Not able to extract text from large pdf files

abdulkadirsabirbohari · July 11, 2023, 8:32am

I have large pdf file around pages of 92k , not able to extract the text , getting memory out of exception , look into this tried following code
code 1:

				    `foreach (Page pdfPage in pdfDocument.Pages)
				{
					using (MemoryStream textStream = new MemoryStream())
					{
						// Create text device
						TextDevice textDevice = new TextDevice(new TextExtractionOptions(TextExtractionOptions.TextFormattingMode.Pure));

						// Convert a particular page and save text to the stream
						textDevice.Process(pdfPage, textStream);
						textStream.Close();
						pdfText += $"{Encoding.Unicode.GetString(textStream.ToArray())} ";
					}

					pdfPage.Dispose();
				}
			}

`

code 2:

// Open document
			using (Document pdfDocument = new Document(pdfPath))
			{
				// Create TextAbsorber object to extract text
				TextAbsorber textAbsorber = new TextAbsorber();

				// Accept the absorber for all the pages
				pdfDocument.Pages.Accept(textAbsorber);

				// Get the extracted text
				return textAbsorber.Text;
			}

not able to attached the pdf here

sergei.shibanov · July 11, 2023, 9:31am

@abdulkadirsabirbohari
To reproduce the issue, I need the file with which this happens. You can upload it to the cloud and attach the link here.

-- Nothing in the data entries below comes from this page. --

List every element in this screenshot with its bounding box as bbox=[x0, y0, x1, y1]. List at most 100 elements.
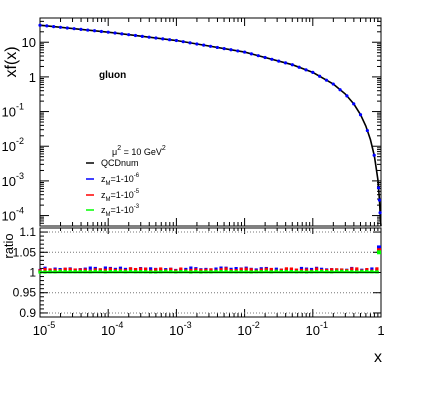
gluon-annotation: gluon bbox=[99, 70, 126, 81]
y-tick-label: 10-3 bbox=[2, 171, 24, 189]
ratio-marker-red bbox=[264, 267, 268, 271]
ratio-marker-green bbox=[138, 270, 143, 274]
ratio-marker-green bbox=[229, 270, 233, 274]
data-marker-blue bbox=[372, 153, 376, 157]
ratio-marker-green bbox=[113, 269, 118, 274]
data-marker-blue bbox=[376, 186, 381, 190]
ratio-marker-green bbox=[224, 269, 228, 274]
ratio-marker-red bbox=[63, 267, 67, 271]
ratio-marker-red bbox=[154, 268, 158, 272]
ratio-marker-blue bbox=[88, 266, 92, 270]
data-marker-blue bbox=[195, 42, 199, 46]
data-marker-blue bbox=[72, 27, 76, 31]
ratio-marker-red bbox=[304, 268, 309, 272]
ratio-marker-red bbox=[269, 267, 273, 272]
ratio-marker-green bbox=[365, 269, 369, 274]
ratio-marker-green bbox=[264, 269, 268, 273]
data-marker-blue bbox=[358, 113, 363, 117]
ratio-marker-green bbox=[355, 270, 359, 274]
data-marker-blue bbox=[188, 41, 192, 45]
legend-entry: zM=1-10-3 bbox=[101, 204, 140, 218]
ratio-marker-blue bbox=[103, 266, 107, 270]
ratio-marker-green bbox=[244, 270, 248, 274]
ratio-marker-blue bbox=[189, 266, 193, 270]
ratio-marker-blue bbox=[370, 267, 374, 271]
ratio-marker-green bbox=[108, 269, 112, 274]
data-marker-blue bbox=[270, 57, 274, 61]
ratio-marker-green bbox=[128, 269, 133, 273]
data-marker-blue bbox=[181, 40, 185, 44]
ratio-marker-red bbox=[68, 267, 72, 272]
ratio-marker-green bbox=[73, 270, 77, 274]
ratio-marker-red bbox=[78, 268, 82, 272]
ratio-marker-red bbox=[219, 268, 223, 272]
x-tick-label: 10-3 bbox=[169, 320, 191, 338]
ratio-marker-red bbox=[355, 267, 359, 271]
data-marker-blue bbox=[120, 32, 124, 36]
ratio-marker-red bbox=[375, 267, 379, 271]
data-marker-blue bbox=[65, 26, 69, 30]
ratio-marker-green bbox=[174, 270, 178, 274]
ratio-marker-green bbox=[340, 269, 344, 274]
ratio-marker-green bbox=[304, 270, 309, 274]
ratio-marker-blue bbox=[149, 267, 153, 271]
data-marker-blue bbox=[318, 74, 322, 78]
data-marker-blue bbox=[331, 82, 335, 86]
ratio-marker-red bbox=[128, 267, 133, 271]
ratio-marker-blue bbox=[309, 267, 314, 272]
ratio-marker-red bbox=[83, 268, 87, 272]
ratio-marker-green bbox=[103, 270, 107, 274]
qcdnum-curve bbox=[39, 24, 382, 227]
ratio-marker-red bbox=[224, 267, 228, 271]
ratio-marker-green bbox=[133, 270, 138, 274]
data-marker-blue bbox=[229, 48, 233, 52]
y-tick-label: 10-4 bbox=[2, 206, 24, 224]
y-tick-label: 10-2 bbox=[2, 136, 24, 154]
data-marker-blue bbox=[58, 25, 63, 29]
ratio-marker-green bbox=[123, 270, 128, 274]
ratio-marker-red bbox=[209, 268, 213, 272]
ratio-y-tick-label: 0.9 bbox=[19, 306, 36, 320]
ratio-marker-green bbox=[234, 270, 238, 274]
data-marker-blue bbox=[352, 102, 356, 106]
data-marker-blue bbox=[263, 55, 267, 60]
y-tick-label: 10 bbox=[22, 35, 36, 50]
ratio-marker-green bbox=[118, 269, 123, 273]
data-marker-blue bbox=[154, 36, 158, 40]
data-marker-blue bbox=[113, 31, 117, 35]
ratio-marker-red bbox=[365, 267, 369, 272]
data-marker-blue bbox=[127, 33, 131, 37]
ratio-marker-green bbox=[88, 270, 92, 274]
data-marker-blue bbox=[290, 63, 294, 67]
ratio-marker-green bbox=[78, 270, 82, 274]
ratio-marker-red bbox=[179, 267, 183, 271]
data-marker-blue bbox=[38, 23, 42, 27]
ratio-marker-red bbox=[239, 267, 243, 271]
ratio-marker-green bbox=[325, 269, 329, 274]
data-marker-blue bbox=[45, 24, 49, 28]
data-marker-blue bbox=[345, 94, 349, 98]
ratio-y-tick-label: 0.95 bbox=[13, 286, 37, 300]
data-marker-blue bbox=[147, 35, 151, 39]
ratio-marker-green bbox=[38, 270, 42, 274]
ratio-marker-green bbox=[309, 270, 314, 274]
ratio-marker-red bbox=[138, 267, 143, 271]
x-tick-label: 10-4 bbox=[101, 320, 123, 338]
ratio-y-tick-label: 1.05 bbox=[13, 245, 37, 259]
data-marker-blue bbox=[99, 29, 103, 34]
ratio-marker-green bbox=[269, 270, 273, 274]
ratio-marker-green bbox=[330, 270, 334, 274]
ratio-marker-green bbox=[63, 270, 67, 274]
data-marker-blue bbox=[324, 78, 329, 82]
ratio-marker-green bbox=[239, 270, 243, 274]
ratio-marker-red bbox=[199, 268, 203, 272]
ratio-marker-red bbox=[244, 267, 248, 271]
ratio-marker-red bbox=[377, 248, 381, 253]
ratio-marker-red bbox=[159, 267, 163, 271]
ratio-marker-green bbox=[370, 270, 374, 274]
ratio-marker-green bbox=[219, 269, 223, 274]
data-marker-blue bbox=[92, 29, 97, 33]
data-marker-blue bbox=[208, 44, 213, 48]
ratio-marker-red bbox=[284, 267, 288, 271]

abdulkadirsabirbohari · July 11, 2023, 11:44am

you can download from this link

sergei.shibanov · July 11, 2023, 2:32pm

@abdulkadirsabirbohari
Thank you that attached the file.
I downloaded and unpacked it. I got error messages when viewing in Adobe Acrobat (Error.png (39.0 KB) page 37291 is one example). I checked the file in Adobe Preflight and it showed a similar error.
Adobe Preflight.jpg (196.3 KB)

Thus, the reason is in the damaged file.

abdulkadirsabirbohari · July 17, 2023, 5:25am

if possible for you to take same example and try it, i can view pdf in Adobe Acrobat . please provide any working solution .

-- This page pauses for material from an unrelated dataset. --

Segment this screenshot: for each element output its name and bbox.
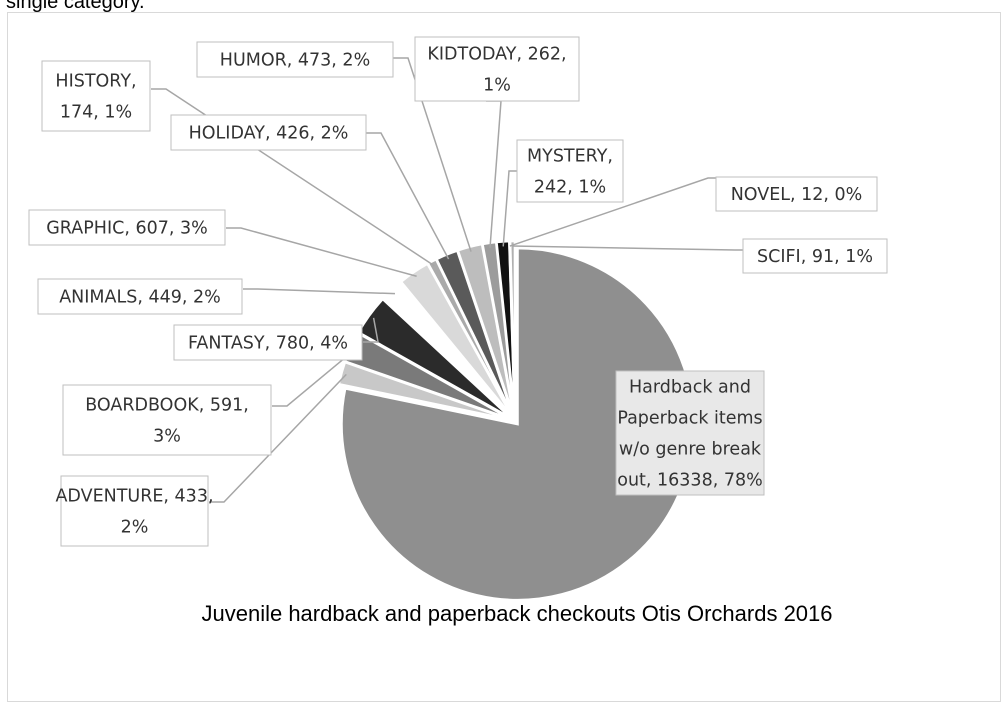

sergei.shibanov · July 17, 2023, 3:04pm

When you go to some pages (for example, to 37291), an error message is displayed. You can try processing page by page and then concatenate the results for those pages whose processing was successful.

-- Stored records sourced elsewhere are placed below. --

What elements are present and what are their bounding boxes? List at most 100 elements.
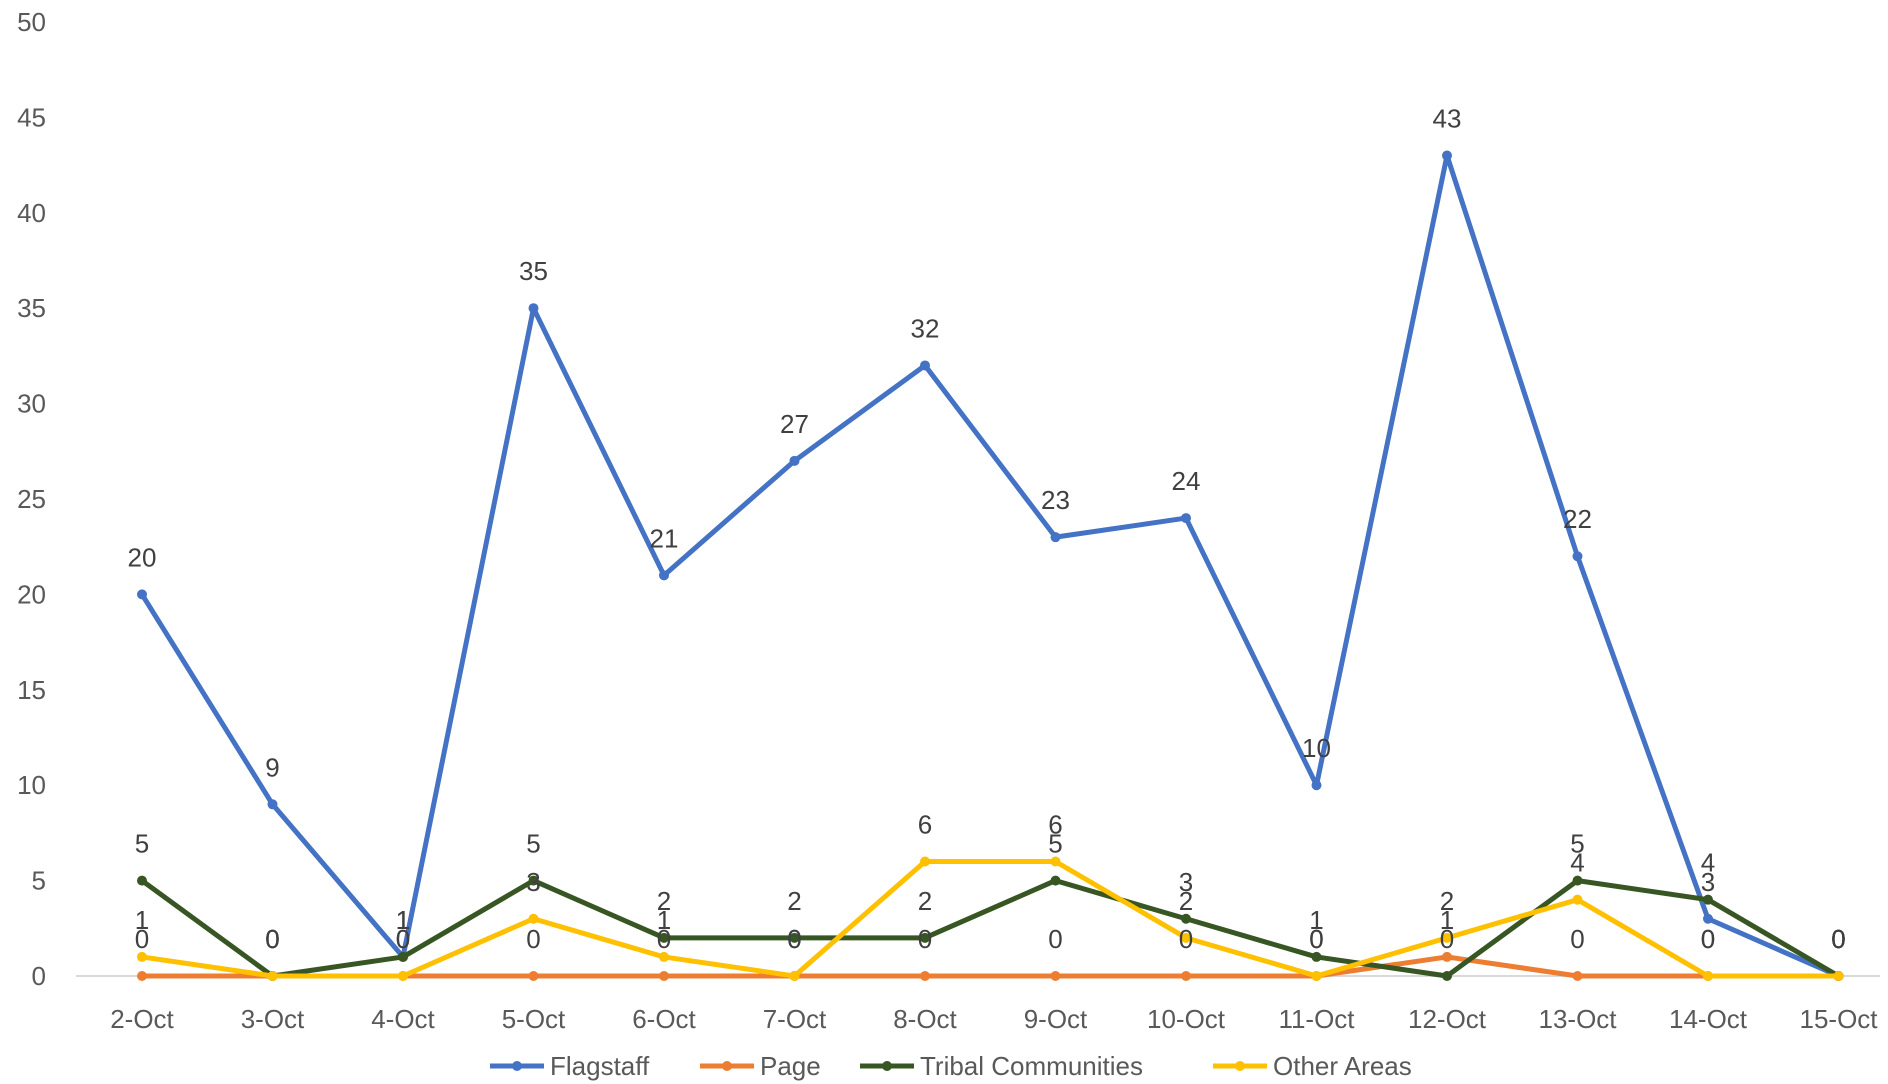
- data-label: 6: [1048, 810, 1062, 840]
- data-point: [1442, 932, 1452, 943]
- x-axis-ticks: 2-Oct 3-Oct 4-Oct 5-Oct 6-Oct 7-Oct 8-Oct 9-Oct…: [110, 1004, 1878, 1034]
- data-point: [920, 360, 930, 371]
- data-point: [789, 932, 800, 943]
- data-label: 10: [1302, 733, 1331, 763]
- data-label: 43: [1433, 104, 1462, 134]
- data-label: 0: [1440, 924, 1454, 954]
- y-axis-ticks: 0 5 10 15 20 25 30 35 40 45 50: [17, 7, 46, 991]
- data-point: [1572, 551, 1583, 562]
- data-label: 5: [1048, 829, 1062, 859]
- x-tick-label: 2-Oct: [110, 1004, 174, 1034]
- x-tick-label: 5-Oct: [502, 1004, 566, 1034]
- data-label: 0: [1831, 924, 1845, 954]
- data-point: [1181, 971, 1191, 981]
- data-point: [398, 971, 408, 981]
- x-tick-label: 13-Oct: [1538, 1004, 1617, 1034]
- data-label: 3: [526, 867, 540, 897]
- data-label: 0: [1831, 924, 1845, 954]
- data-point: [137, 971, 147, 981]
- y-tick-label: 25: [17, 484, 46, 514]
- legend-label: Tribal Communities: [920, 1051, 1143, 1081]
- data-label: 0: [265, 924, 279, 954]
- data-point: [267, 799, 278, 810]
- data-point: [789, 971, 800, 981]
- data-label: 1: [1440, 905, 1454, 935]
- legend-swatch-marker: [512, 1061, 522, 1071]
- data-point: [659, 951, 669, 962]
- data-label: 35: [519, 256, 548, 286]
- data-point: [1703, 971, 1713, 981]
- legend-swatch-marker: [722, 1061, 732, 1071]
- series-line-3: [139, 859, 1841, 979]
- data-label: 3: [1179, 867, 1193, 897]
- data-label: 0: [1570, 924, 1584, 954]
- data-label: 1: [396, 905, 410, 935]
- data-point: [659, 932, 669, 943]
- x-tick-label: 12-Oct: [1408, 1004, 1487, 1034]
- data-label: 4: [1701, 848, 1715, 878]
- data-label: 2: [657, 886, 671, 916]
- x-tick-label: 10-Oct: [1147, 1004, 1226, 1034]
- y-tick-label: 35: [17, 293, 46, 323]
- y-tick-label: 30: [17, 389, 46, 419]
- data-label: 2: [1440, 886, 1454, 916]
- data-point: [137, 875, 147, 886]
- data-point: [528, 913, 539, 924]
- data-label: 5: [526, 829, 540, 859]
- x-tick-label: 3-Oct: [241, 1004, 305, 1034]
- data-label: 2: [1179, 886, 1193, 916]
- data-label: 0: [135, 924, 149, 954]
- data-label: 2: [918, 886, 932, 916]
- data-label: 0: [787, 924, 801, 954]
- data-label: 1: [1309, 905, 1323, 935]
- data-point: [1442, 951, 1452, 962]
- data-label: 5: [1570, 829, 1584, 859]
- data-label: 2: [787, 886, 801, 916]
- data-label: 0: [657, 924, 671, 954]
- data-point: [528, 875, 539, 886]
- data-label: 27: [780, 409, 809, 439]
- data-point: [1442, 150, 1452, 161]
- x-tick-label: 9-Oct: [1024, 1004, 1088, 1034]
- data-point: [920, 932, 930, 943]
- legend-label: Page: [760, 1051, 821, 1081]
- data-point: [789, 455, 800, 466]
- y-tick-label: 40: [17, 198, 46, 228]
- data-point: [1572, 894, 1583, 905]
- data-point: [1181, 932, 1191, 943]
- series-line-2: [139, 878, 1841, 979]
- data-label: 0: [1179, 924, 1193, 954]
- data-label: 5: [135, 829, 149, 859]
- data-point: [920, 971, 930, 981]
- data-label: 0: [1831, 924, 1845, 954]
- data-label: 0: [918, 924, 932, 954]
- y-tick-label: 0: [32, 961, 46, 991]
- y-tick-label: 45: [17, 102, 46, 132]
- data-point: [1311, 971, 1322, 981]
- legend-label: Other Areas: [1273, 1051, 1412, 1081]
- data-label: 0: [526, 924, 540, 954]
- series-line-1: [139, 954, 1841, 979]
- data-label: 0: [1701, 924, 1715, 954]
- data-label: 22: [1563, 504, 1592, 534]
- data-label: 3: [1701, 867, 1715, 897]
- data-point: [1442, 971, 1452, 981]
- data-label: 21: [650, 523, 679, 553]
- data-label: 24: [1172, 466, 1201, 496]
- data-point: [659, 971, 669, 981]
- data-point: [1703, 913, 1713, 924]
- data-point: [659, 570, 669, 581]
- data-point: [1050, 875, 1061, 886]
- data-label: 0: [1831, 924, 1845, 954]
- data-label: 0: [396, 924, 410, 954]
- legend-swatch-marker: [882, 1061, 892, 1071]
- data-point: [1050, 532, 1061, 543]
- data-label: 0: [265, 924, 279, 954]
- x-tick-label: 7-Oct: [763, 1004, 827, 1034]
- data-label: 0: [787, 924, 801, 954]
- data-point: [528, 303, 539, 314]
- data-label: 9: [265, 752, 279, 782]
- data-label: 1: [135, 905, 149, 935]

abdulkadirsabirbohari · July 18, 2023, 7:00am

can you share code sample for the same , so I can try it out at my end

sergei.shibanov · July 18, 2023, 10:05am

@abdulkadirsabirbohari
For first code snippet use:
Page pdfPage = pdfDocument.Pages[i]
with for loop

for second code snippet use:
pdfDocument.Pages[i].Accept(textAbsorber); // were i variable of for loop
instead
pdfDocument.Pages.Accept(textAbsorber);